Why I (heart) joy…and BMW


Photo credit: orangewheels.co.uk

What a treat to unfold my WSJ the other morning and have an 11×11 object fall out.  It looked like a color brochure, printed on heavy stock, and folded into squares.  The top square said the following:

We do not make cars.

We are the creators of emotion.

We are the keepers of thrill.

We are the guardians of one three-letter word.


Intrigued, I unfolded it to reveal a gorgeous  4 foot by 3 foot poster ad for BMW.  One one side, each square held a wonderful vignette of people interacting with their car, with captions like “Joy is maternal” and “Joy is youthful”. Others read “Joy is who we answer to”, “Joy can be counted” and “Joy is timeless.” They interspersed what can only be described as “car porn” in some of the pictures, showing BMW’s latest models that are nothing short of breathtaking and modern.

This piece exemplifies all the best things about good brand marketing:

1) It’s believable: I really do believe BMW’s claims that their loyalists find joy in driving their cars, and that they find joy in making beautiful machines.

2) It’s credible: Hey, it’s BMW. They are no slackers.

3) It’s benefit-driven: They focused on a mission and an emotional purpose of eliciting joy in their customers.

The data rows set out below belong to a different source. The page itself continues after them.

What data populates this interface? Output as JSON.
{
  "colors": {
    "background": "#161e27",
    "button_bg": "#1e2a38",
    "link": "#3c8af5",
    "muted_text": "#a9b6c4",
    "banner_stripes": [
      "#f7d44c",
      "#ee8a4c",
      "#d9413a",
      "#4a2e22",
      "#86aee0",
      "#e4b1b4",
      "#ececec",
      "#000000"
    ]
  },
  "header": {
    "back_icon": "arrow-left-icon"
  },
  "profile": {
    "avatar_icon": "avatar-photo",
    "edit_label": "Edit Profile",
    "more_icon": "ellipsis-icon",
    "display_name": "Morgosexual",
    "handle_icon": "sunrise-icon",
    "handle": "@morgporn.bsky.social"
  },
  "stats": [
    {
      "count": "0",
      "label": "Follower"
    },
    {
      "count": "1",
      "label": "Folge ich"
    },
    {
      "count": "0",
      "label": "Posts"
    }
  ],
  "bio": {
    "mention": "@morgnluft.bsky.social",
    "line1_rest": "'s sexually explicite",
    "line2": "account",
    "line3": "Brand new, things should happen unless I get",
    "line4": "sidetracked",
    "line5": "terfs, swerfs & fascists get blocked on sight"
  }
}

They focused on the thrill of driving a great car, not just the features and gadgets.

4) It’s differentiating: Others might be out touting fuel efficiency and safety these days, all noble, important benefits for many audiences. But instead of singing the same song, this piece caught my attention because it only tried to do one thing and did it well: it tapped into my emotional thrill for a gorgeous car

4) It’s gorgeous: Truly, the piece was visually stunning and also in line with BMW’s brand and what I would expect.

5) It’s unexpected: It didn’t show up in my overwhelmed in-box or as just a normal full page ad in the WSJ. It literally fell into my lap.  Could get annoying after a while if to many people start doing this, but for now it just made me pay attention.

6) It had a call to action: There was a 1-800 number on one of the squares to call for your nearest dealer. Not all brand advertising has to be as esoteric and abstract as perfume ads, ya know. After all, they want to sell cars.

Well done, BMW, well done. You caught my attention. And ironically, just when my husband and I were debating whether we would buy a Mercedes or BMW if we had a choice. Were you eavesdropping?!